Auch gehörte ich nie irgendeiner Gruppe an, reiste quer durch Europa, somit war es durchaus schwierig sich zu etablieren. Ja, eigentlich würde ich sagen, dass meine Arbeit unterschätzt ist. Mir war wichtiger, immer neue Wege und Herausforderungen zu finden. Das erfordert auch einige Umwege, die dann oft schwer nachvollziehbar sind, aber eben notwendig waren. Kollegen kassieren zwar manchmal das 100-fache für ihre Bilder, aber das ist rational oft nicht nachvollziehbar. Dazu gehört einfach auch ein bisschen Glück, die richtigen Verbindungen, die richtige Aura, zur richtigen Zeit am richtigen Ort zu sein, das Gesamtpaket. Was weiss ich, was es letztlich ausmacht.
Das ist mir dann auch schon zuwider. Das bekommt dann so eine Professionalität wie bei einem Manager, der zu jeder Veranstaltung gehen muss. Das will ich nicht! Die Kunst soll nicht davon abhängig sein. Wenn sie das ist, ist das traurig.
Florin Kompatscher: purple paranoia, 2007, Öl auf Leinen, 200 x 400 cm
Wie kann ich Malerei betreiben, die für sich steht?
Ihre Arbeiten sind farbintensiv, weisen ein unglaubliches Spektrum an Nuancen auf und zugleich scheint sich die Farbe – oder die Malerei – fast selbst aufzulösen.
Ich löse die Malerei nicht vorsätzlich auf. Nein, dafür liebe ich sie zu sehr!
Ich liebe die Malerei sehr und habe große Angst, sie möge nicht gesund sein,
hat Albert Oehlen auf einen großen Siebdruck geschrieben. Den Trend der Auflösung gab es ja bereits in den Achtzigern oder Neunzigern. Mir geht es mehr um die Reduktion und eine feinsinnige Wahrnehmung von Nuancen. Auch unterschiedliche Ansätze, Überlegtes und weniger Überlegtes oder Widersprüchliches in einem Bild zu vereinen, interessiert mich. Wie kann ich aus der heutigen Sicht Malerei betreiben, die für sich steht? Das sind große Fragestellungen, die nicht einfach zu lösen sind. Aber das war es doch noch nie, oder?
Denken Sie denn jemals an Motive beim Malen?

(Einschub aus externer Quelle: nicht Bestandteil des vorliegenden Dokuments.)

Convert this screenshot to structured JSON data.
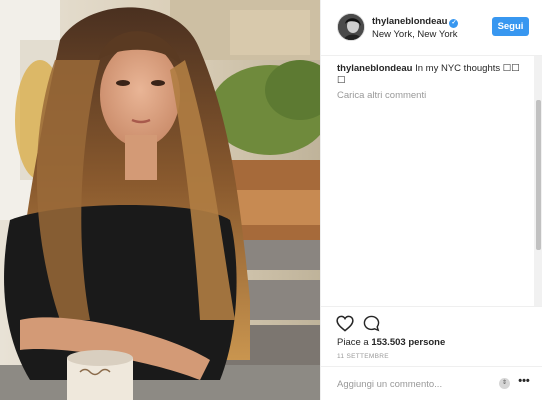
{
  "header": {
    "username": "thylaneblondeau",
    "location": "New York, New York",
    "follow_label": "Segui"
  },
  "caption": {
    "username": "thylaneblondeau",
    "text": "In my NYC thoughts ☐☐ ☐"
  },
  "comments": {
    "load_more": "Carica altri commenti"
  },
  "actions": {
    "likes_prefix": "Piace a",
    "likes_count": "153.503",
    "likes_suffix": "persone",
    "date": "11 SETTEMBRE"
  },
  "comment_box": {
    "placeholder": "Aggiungi un commento..."
  },
  "colors": {
    "accent": "#3897f0",
    "text": "#262626",
    "muted": "#999999"
  },
  "icons": [
    "verified-badge-icon",
    "heart-icon",
    "comment-icon",
    "updown-icon",
    "more-options-icon"
  ]
}
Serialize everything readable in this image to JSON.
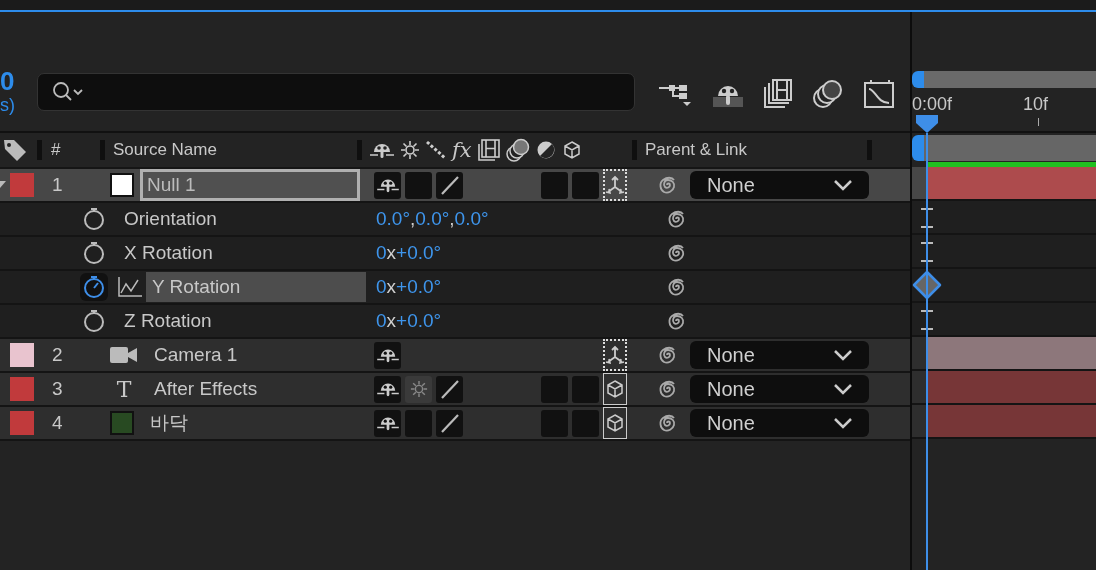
{
  "time_display": {
    "timecode": "0",
    "fps": "s)"
  },
  "columns": {
    "number": "#",
    "source_name": "Source Name",
    "effects": "fx",
    "parent": "Parent & Link"
  },
  "ruler": {
    "labels": [
      "0:00f",
      "10f"
    ]
  },
  "layers": [
    {
      "number": "1",
      "color": "#c13a3c",
      "kind": "null",
      "swatch": {
        "color": "#ffffff"
      },
      "name": "Null 1",
      "selected": true,
      "editing": true,
      "expanded": true,
      "switches": {
        "collapse": {
          "kind": "empty"
        },
        "quality": true,
        "motion_blur": true,
        "three_d": {
          "kind": "axes"
        }
      },
      "parent": "None",
      "bar": {
        "color": "#ad4b4d"
      },
      "properties": [
        {
          "name": "Orientation",
          "value": [
            "0.0°",
            ",",
            "0.0°",
            ",",
            "0.0°"
          ],
          "stopwatch_on": false,
          "selected": false,
          "keyframe": false
        },
        {
          "name": "X Rotation",
          "value": [
            "0",
            "x",
            "+0.0°"
          ],
          "stopwatch_on": false,
          "selected": false,
          "keyframe": false
        },
        {
          "name": "Y Rotation",
          "value": [
            "0",
            "x",
            "+0.0°"
          ],
          "stopwatch_on": true,
          "selected": true,
          "keyframe": true
        },
        {
          "name": "Z Rotation",
          "value": [
            "0",
            "x",
            "+0.0°"
          ],
          "stopwatch_on": false,
          "selected": false,
          "keyframe": false
        }
      ]
    },
    {
      "number": "2",
      "color": "#e9c4cf",
      "kind": "camera",
      "name": "Camera 1",
      "selected": false,
      "editing": false,
      "expanded": false,
      "switches": {
        "quality": false,
        "motion_blur": false,
        "three_d": {
          "kind": "axes"
        }
      },
      "parent": "None",
      "bar": {
        "color": "#8d777b"
      }
    },
    {
      "number": "3",
      "color": "#c13a3c",
      "kind": "text",
      "glyph": "T",
      "name": "After Effects",
      "selected": false,
      "editing": false,
      "expanded": false,
      "switches": {
        "collapse": {
          "kind": "sun"
        },
        "quality": true,
        "motion_blur": true,
        "three_d": {
          "kind": "cube"
        }
      },
      "parent": "None",
      "bar": {
        "color": "#773637"
      }
    },
    {
      "number": "4",
      "color": "#c13a3c",
      "kind": "solid",
      "swatch": {
        "color": "#284a22"
      },
      "name": "바닥",
      "selected": false,
      "editing": false,
      "expanded": false,
      "switches": {
        "collapse": {
          "kind": "empty"
        },
        "quality": true,
        "motion_blur": true,
        "three_d": {
          "kind": "cube"
        }
      },
      "parent": "None",
      "bar": {
        "color": "#773637"
      }
    }
  ]
}
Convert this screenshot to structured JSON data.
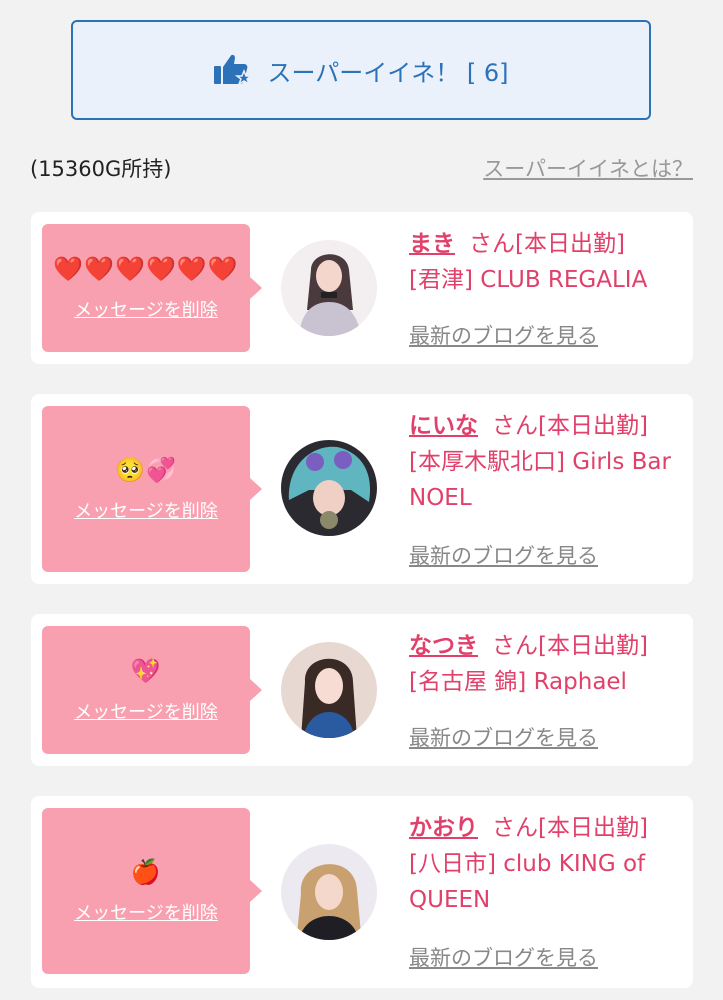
{
  "super_iine": {
    "label": "スーパーイイネ！ [ 6]",
    "icon": "thumbs-up-star-icon",
    "border_color": "#2c72b8",
    "background_color": "#ebf1fa"
  },
  "balance_text": "(15360G所持)",
  "what_is_link": "スーパーイイネとは？",
  "cards": [
    {
      "message": "❤️❤️❤️❤️❤️❤️",
      "delete_label": "メッセージを削除",
      "name": "まき",
      "suffix": "さん[本日出勤]",
      "shop": "[君津] CLUB REGALIA",
      "blog_label": "最新のブログを見る"
    },
    {
      "message": "🥺💞",
      "delete_label": "メッセージを削除",
      "name": "にいな",
      "suffix": "さん[本日出勤]",
      "shop": "[本厚木駅北口] Girls Bar NOEL",
      "blog_label": "最新のブログを見る"
    },
    {
      "message": "💖",
      "delete_label": "メッセージを削除",
      "name": "なつき",
      "suffix": "さん[本日出勤]",
      "shop": "[名古屋 錦] Raphael",
      "blog_label": "最新のブログを見る"
    },
    {
      "message": "🍎",
      "delete_label": "メッセージを削除",
      "name": "かおり",
      "suffix": "さん[本日出勤]",
      "shop": "[八日市] club KING of QUEEN",
      "blog_label": "最新のブログを見る"
    }
  ],
  "colors": {
    "accent_pink": "#e0406a",
    "bubble_pink": "#f9a0b0",
    "page_background": "#f2f2f2"
  }
}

Das versuche ich zu vermeiden. Deswegen gehe ich auch nur selten in Ausstellungen, weil ich dadurch ungemein irritiert werde. Früher war ich hungrig danach und habe mir alles angesehen. Jetzt schaue ich mir nur mehr ganz gezielt Ausstellungen an. Die Eindrücke trage ich sonst viel zu lange mit mir rum, beschäftige mich damit und das irritiert mich letztlich in meiner eigenen Arbeit. Dennoch: man muss sich natürlich intensiv mit der Malerei auseinandersetzen, doch mit konkreten Bildern im Kopf arbeitet es sich schwerer.
Florin Kompatscher: Es gibt keine Zufälle in der Malerei
Florin Kompatscher: Ohne Titel, 2015, Öl auf Leinen
Noemi Smolik hat in einem Text versucht, Ihren Zugang zur Malerei zu konkretisieren. Dabei hat sie festgestellt, dass Ihre Malerei sich weder rein durch Intentionen noch rein durch Intuitionen charakterisiert. Katja Blomberg hat hingegen die intuitive Wahrnehmung stark gemacht. Wie ordnen Sie Ihren Zugang selber ein?

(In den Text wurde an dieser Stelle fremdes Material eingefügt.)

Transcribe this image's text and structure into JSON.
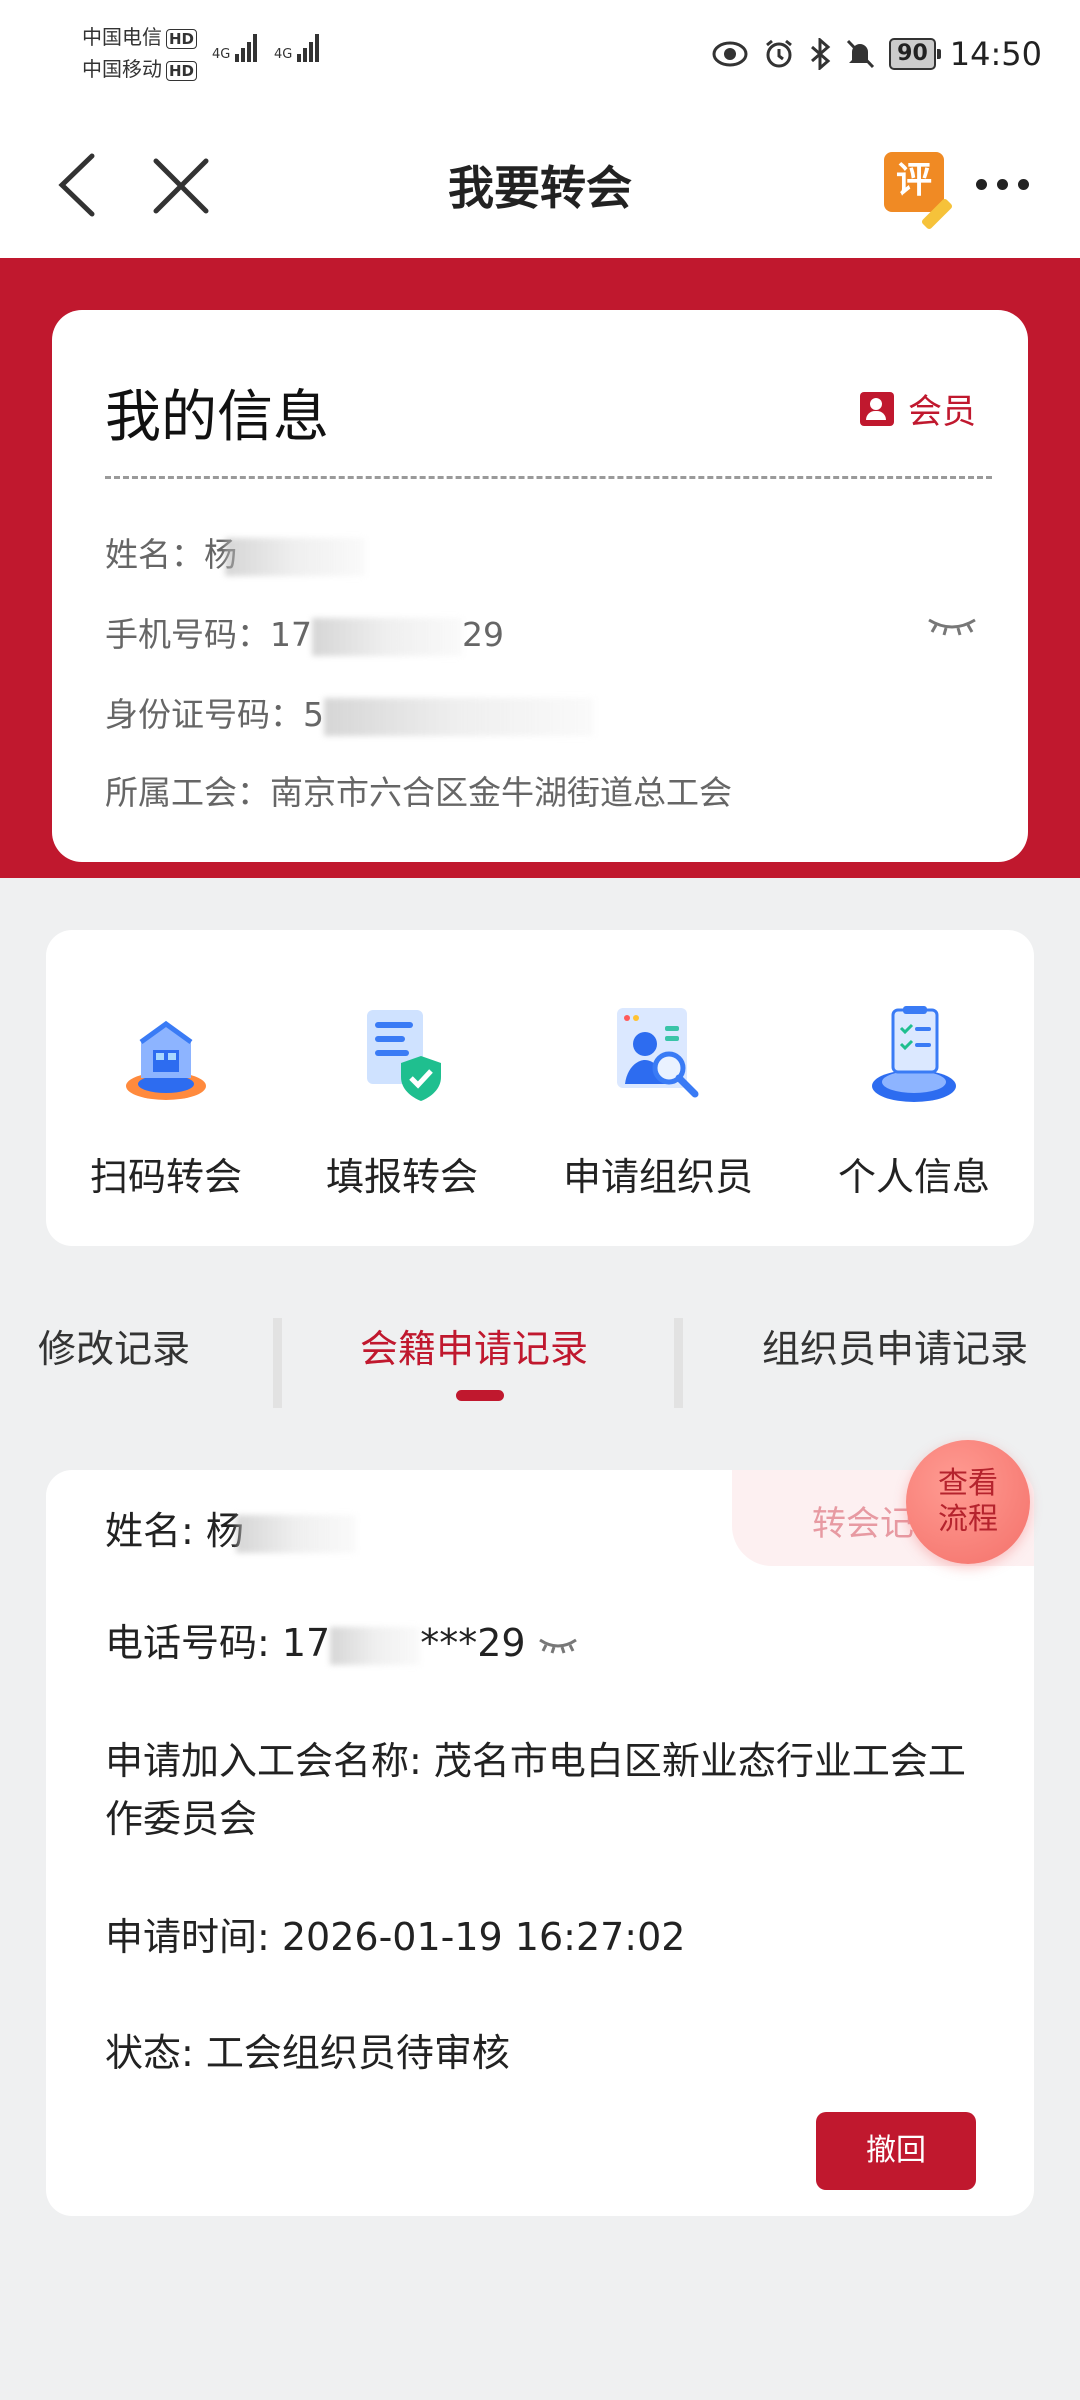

Vielleicht irgendwo dazwischen. Es hat natürlich sehr viel mit Intuition zu tun, doch ich glaube es gibt keine Zufälle in der Malerei. Ich kann ja nicht schnell rumspritzen oder rumsauen und dann aus dem Zimmer rennen, damit ich bloß nicht darüber nachdenke, was ich da gerade in Gang gesetzt habe. Denn das ist enorm wichtig für den nächsten Schritt. Insofern ist eine gewisse Intuition vorhanden, aber ohne den Kopf, den Intellekt und eine geistige Auseinandersetzung läuft es einfach nicht.
Welche Rolle spielt das Unbewusste, die Traumwelt?
Das ist ein dankbarer und gleichzeitig undankbarer Begriff. Denn bisher hat niemand belegt, was diese Traumwelten sind. Vielleicht ist es vielmehr eine gewisse Magie: ein Bild muss etwas Magisches haben, sonst ist es kein gutes Bild. Es muss ein Prickeln geben, etwas, was ich nicht erklären kann. Wie ein Himmel voller Sterne, wie Gänsehaut.
Wie würden Sie die Position der Malerei heute beurteilen?
Die Malerei ist die Königsdisziplin. Die Malerei kann durch nichts ersetzt werden.
Der Tod der Malerei – kann es den überhaupt geben?
Nein, das ist unmöglich! Es gibt sie, die Künstler, die sich unbeirrt mit den Problemen der Malerei und ihrer Geschichte beschäftigen. Es wird immer wieder dabei Neues, Phantastisches entstehen. Klar, alles kann enger werden, aber es wird immer wieder ein Maler die ganze Welt zum Zittern bringen. Doch man muss dafür auch bereit sein. Die Institutionen lassen derzeit die Malerei gerne außen vor. Das finde ich zwar nicht richtig, aber ich mache mir da keine Sorgen. Das wird sich sicher wieder ändern!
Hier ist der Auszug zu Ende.